A Busy Regulatory Agenda—The Department of Labor
According to NERA Economic Consulting, in the first three quarters of 2013, 51 cases settled for a total of approximately $215 million. Each employer paid an average of $4.5 million to resolve its wage and hour case in 2013 (less than in 2012), and the average settlement value per person rose to $7,000. In 2013, more than half of the class action suits had fewer than 1,000 plaintiffs. Almost 50 percent of the wage and hour litigation arose out of California, with New York coming in second with 17.2 percent of the cases, down from 40.6 percent in 2012. Forty-five percent of cases related to allegations of unpaid overtime. It is possible that more proactive compliance audits and corrective actions led to lower settlement amounts.

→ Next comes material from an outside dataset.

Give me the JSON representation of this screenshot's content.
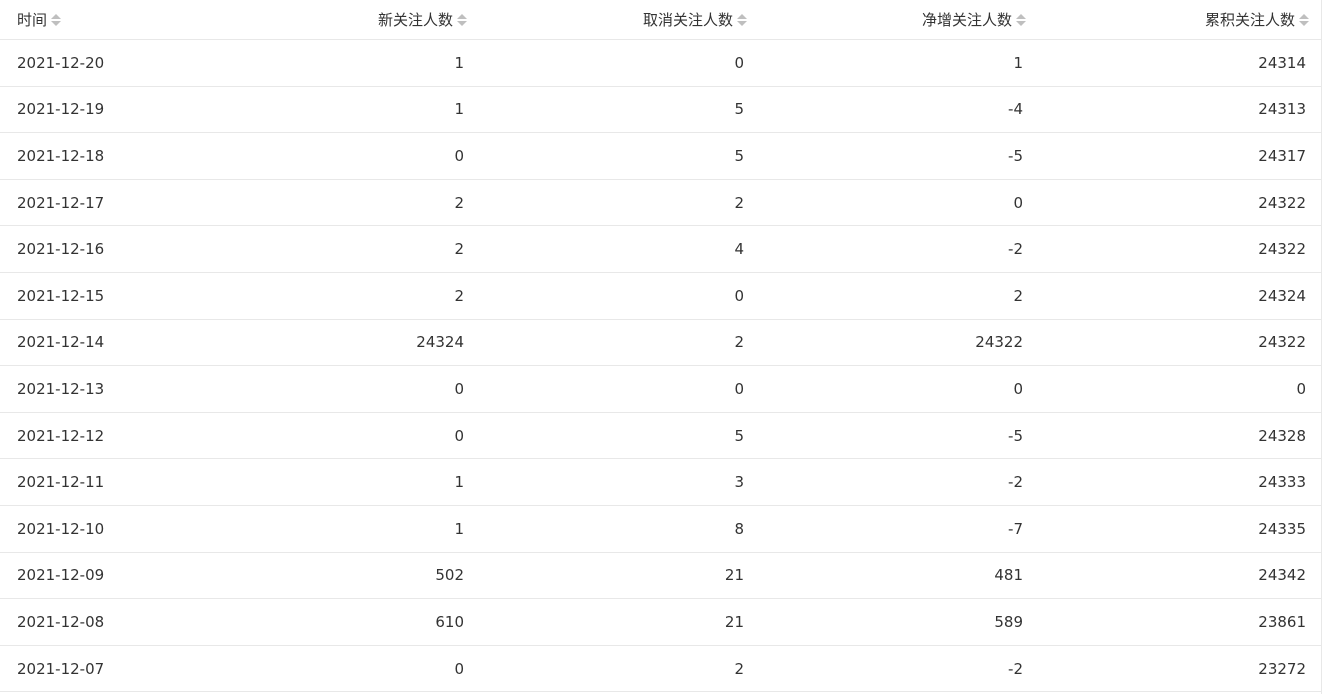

In addition to the FLSA and SOX matters discussed above, the DOL focused in 2013 – and will continue to focus in 2014 – on unpaid interns and worker misclassification. Although the economy shows signs of improvement, a number of Americans remain out of work and take unpaid internships to get their feet in the door of companies. Accordingly, a number of employers have faced lawsuits from unpaid interns in a variety of industries, and although the Supreme Court refused to review a case this term, it may do so at some point soon. The DOL applies six criteria to determine whether interns must be paid:
- The internship, even though it includes actual operation of the employer’s facilities, is similar to training that would be given in an educational environment.
- The internship experience is for the benefit of the intern.

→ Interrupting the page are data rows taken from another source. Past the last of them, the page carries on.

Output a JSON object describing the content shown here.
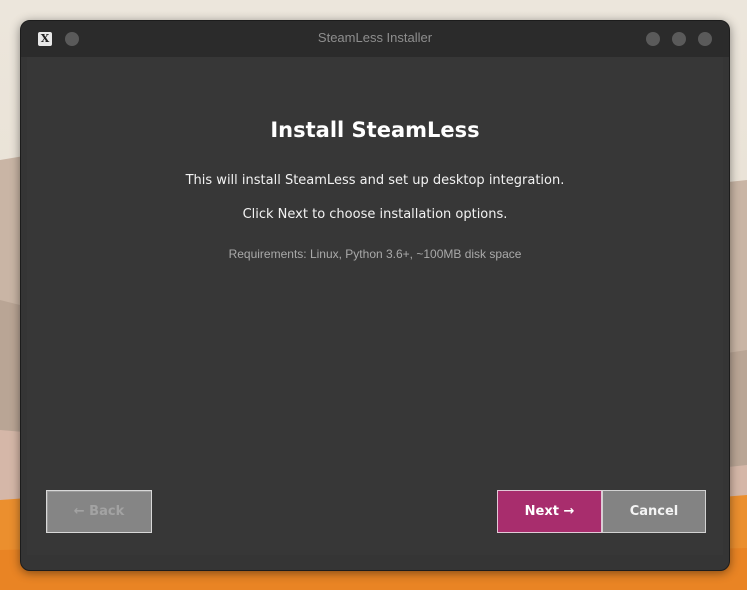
{
  "window": {
    "title": "SteamLess Installer",
    "app_icon_glyph": "X",
    "app_icon_name": "x11-app-icon"
  },
  "installer": {
    "heading": "Install SteamLess",
    "description": "This will install SteamLess and set up desktop integration.",
    "instruction": "Click Next to choose installation options.",
    "requirements": "Requirements: Linux, Python 3.6+, ~100MB disk space"
  },
  "buttons": {
    "back_label": "← Back",
    "next_label": "Next →",
    "cancel_label": "Cancel",
    "back_enabled": false
  },
  "colors": {
    "accent": "#a82d6d",
    "window_bg": "#353535",
    "titlebar_bg": "#2b2b2b"
  }
}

- The intern does not displace regular employees, but works under close supervision of existing staff.
- The employer that provides the training derives no immediate advantage from the activities of the intern, and on occasion its operations may actually be impeded.
- The intern is not necessarily entitled to a job at the conclusion of the internship.

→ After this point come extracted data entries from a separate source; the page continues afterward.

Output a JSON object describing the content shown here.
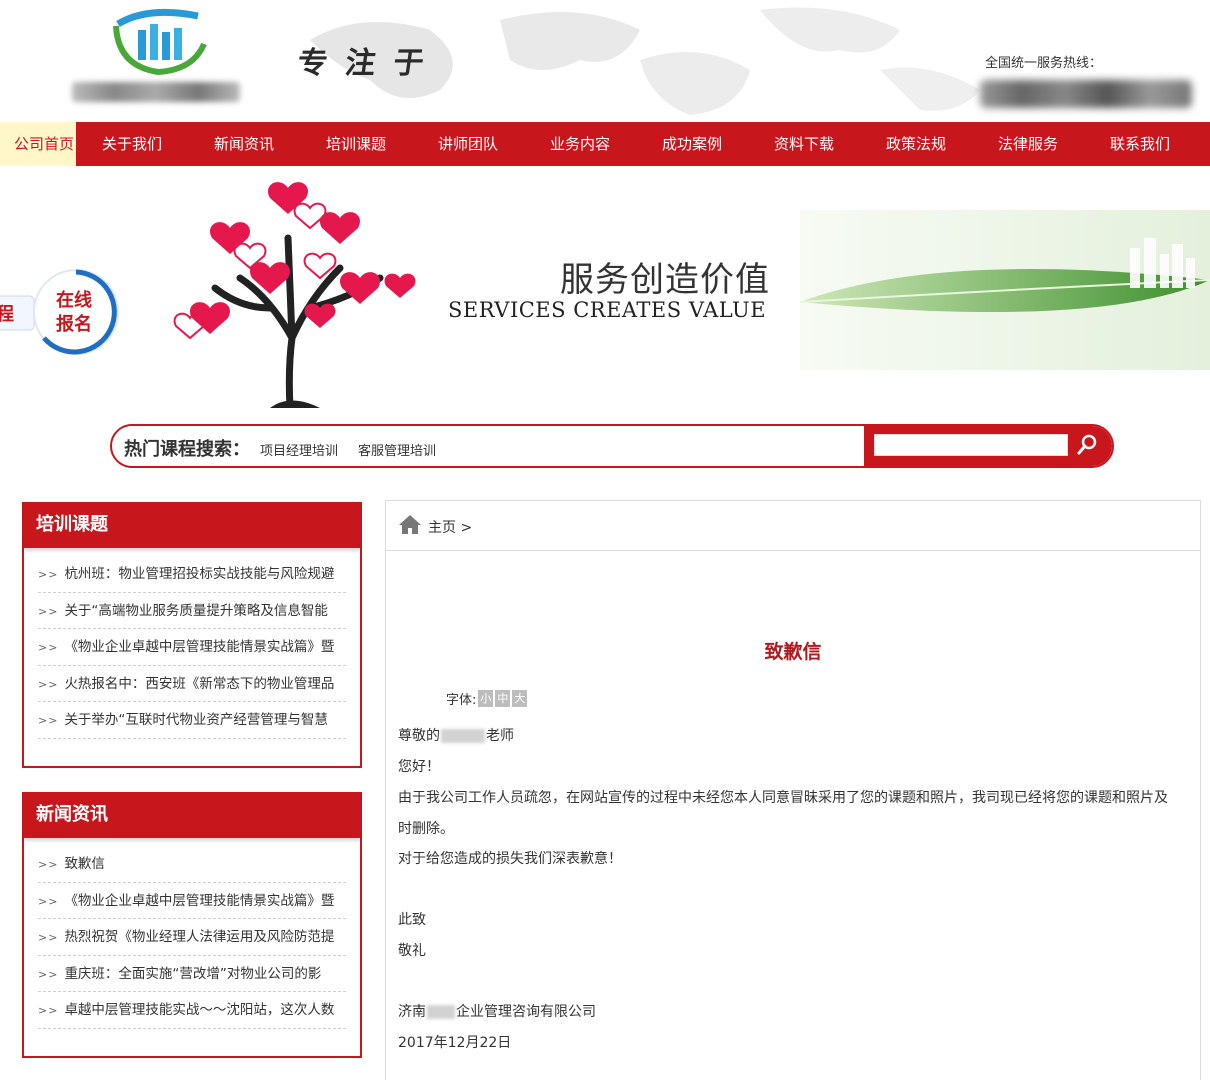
{
  "header": {
    "slogan": "专注于",
    "hotline_label": "全国统一服务热线："
  },
  "nav": {
    "items": [
      "公司首页",
      "关于我们",
      "新闻资讯",
      "培训课题",
      "讲师团队",
      "业务内容",
      "成功案例",
      "资料下载",
      "政策法规",
      "法律服务",
      "联系我们"
    ]
  },
  "banner": {
    "signup_prefix": "程",
    "signup_line1": "在线",
    "signup_line2": "报名",
    "title_cn": "服务创造价值",
    "title_en": "SERVICES CREATES VALUE"
  },
  "search": {
    "label": "热门课程搜索：",
    "tags": [
      "项目经理培训",
      "客服管理培训"
    ],
    "input_value": ""
  },
  "sidebar": {
    "training": {
      "title": "培训课题",
      "items": [
        "杭州班：物业管理招投标实战技能与风险规避",
        "关于“高端物业服务质量提升策略及信息智能",
        "《物业企业卓越中层管理技能情景实战篇》暨",
        "火热报名中：西安班《新常态下的物业管理品",
        "关于举办“互联时代物业资产经营管理与智慧"
      ]
    },
    "news": {
      "title": "新闻资讯",
      "items": [
        "致歉信",
        "《物业企业卓越中层管理技能情景实战篇》暨",
        "热烈祝贺《物业经理人法律运用及风险防范提",
        "重庆班：全面实施“营改增”对物业公司的影",
        "卓越中层管理技能实战～～沈阳站，这次人数"
      ]
    }
  },
  "main": {
    "breadcrumb": "主页 >",
    "title": "致歉信",
    "font_label": "字体:",
    "font_sizes": [
      "小",
      "中",
      "大"
    ],
    "greeting_pre": "尊敬的",
    "greeting_post": "老师",
    "hello": "您好！",
    "para1": "由于我公司工作人员疏忽，在网站宣传的过程中未经您本人同意冒昧采用了您的课题和照片，我司现已经将您的课题和照片及",
    "para1_cont": "时删除。",
    "para2": "对于给您造成的损失我们深表歉意！",
    "closing1": "此致",
    "closing2": "敬礼",
    "company_pre": "济南",
    "company_post": "企业管理咨询有限公司",
    "date": "2017年12月22日"
  }
}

- The employer and the intern understand that the intern is not entitled to wages for the time spent in the internship.2
Due to continued press exposure and the agreement by the Second Circuit Court of Appeals to take on some high-profile cases, those employers who use interns should ensure that they comply with these requirements.
As reported in last year’s LRN Risk Forecast Report, worker misclassification is another DOL priority. Fifteen states now work with the DOL on the 2011 Misclassification Initiative to ensure that workers are not erroneously characterized as independent contractors and thus not provided family medical leave benefits, minimum wage, unemployment benefits and proper wages. Further, misclassification denies states the proper taxes from employers.
What does this mean for compliance?
Even if compliance officers do not have direct responsibility for labor and employment matters, it behooves them to work closely with their colleagues who do. The best way to prevent liability is through training, prevention, monitoring and auditing, and no one knows how to do that better than ethics and compliance experts.